Dulob Sand is located on the eastern frontier. Marcus's records state that in the late M37 period, the Empire dispatched a multi-fleet expeditionary force to advance into the sector, engaging in decades-long combat with an unidentified alien scientific legion. After years of fierce fighting, the Empire found it unable to push the battle lines into the alien legion's rear areas and was forced to withdraw from the airspace, close the occupied outposts, and leave a large area of unmanaged military facilities in planetary orbit.
That alien legion was presumed to be the elite scientific research team of the Earth Clan, the most advanced technological development force of the Tau Empire. Within the Tau Empire, professions were traditionally divided based on racial attributes—the Fire Clan handled military affairs, the Wind Clan managed transportation and fleets, the Water Clan dealt with diplomacy and administration, and the Earth Clan was responsible for technology and industry. This research cluster, comprised of the Tau's most outstanding technical officers, was stationed on that planet, secretly developing blueprints and prototypes for autonomous artificial intelligence. The technological prototypes there were believed to have surpassed the technological level of most of the Ark technology controlled by the Empire. According to Marcus's speculation, the Earth Clan geniuses of the Tau Empire broke through limitations in the development of the original AI prototype, designing a fully functional prototype AI core—which they called the "Silent Core."
The reason the Tau Empire didn't spiral out of control later on was because the Fire Clan and the Aether Clan discovered the potential threat posed by the prototype and forced the Earth Clan to implement targeted logical blockades in their AI programs—they added an insurmountable cognitive inhibitor to the underlying code of all subsequent AI systems to prevent them from evolving independently and developing autonomy. The prototype, however, did not. The prototype represented the upper limit of the entire Tau AI technology pipeline.
The situation took a sharp turn for the worse when the expeditionary force withdrew. Ground troops, pursued by the alien legions, hastily boarded ships, unable to completely destroy all the facilities of the command post.
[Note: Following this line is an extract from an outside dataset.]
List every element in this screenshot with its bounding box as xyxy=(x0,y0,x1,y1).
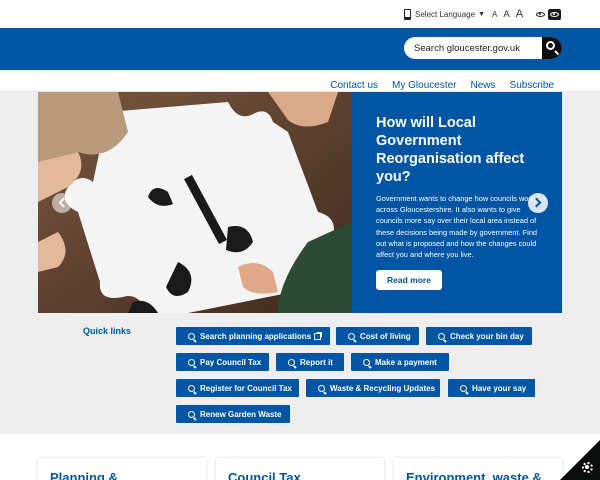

The armory was buried under the collapsed ruins and remained untouched for the next three thousand years.
The ruins of that expeditionary force headquarters still stand, untouched for three thousand years, and the Tau have not sent anyone back to retrieve it. That airspace is outside the armed patrol range of any faction, allowing the Black Pearl to enter undetected, take its core logic module, and then disappear.
Liu En marked two coordinates on the voyage plan: Dulob Sander and the derelict spaceship. Dulob Sander was the primary objective; the core module would be retrieved from the ruins of the expeditionary force's command post. The derelict spaceship was a military-grade supply depot that had drifted in subspace for over three thousand years; the gene-stealers there, having evolved over thousands of years, also made the ship dangerous. On the return journey, during resupply and adjustments at the eastern forward transfer station, the next course would be decided based on the situation.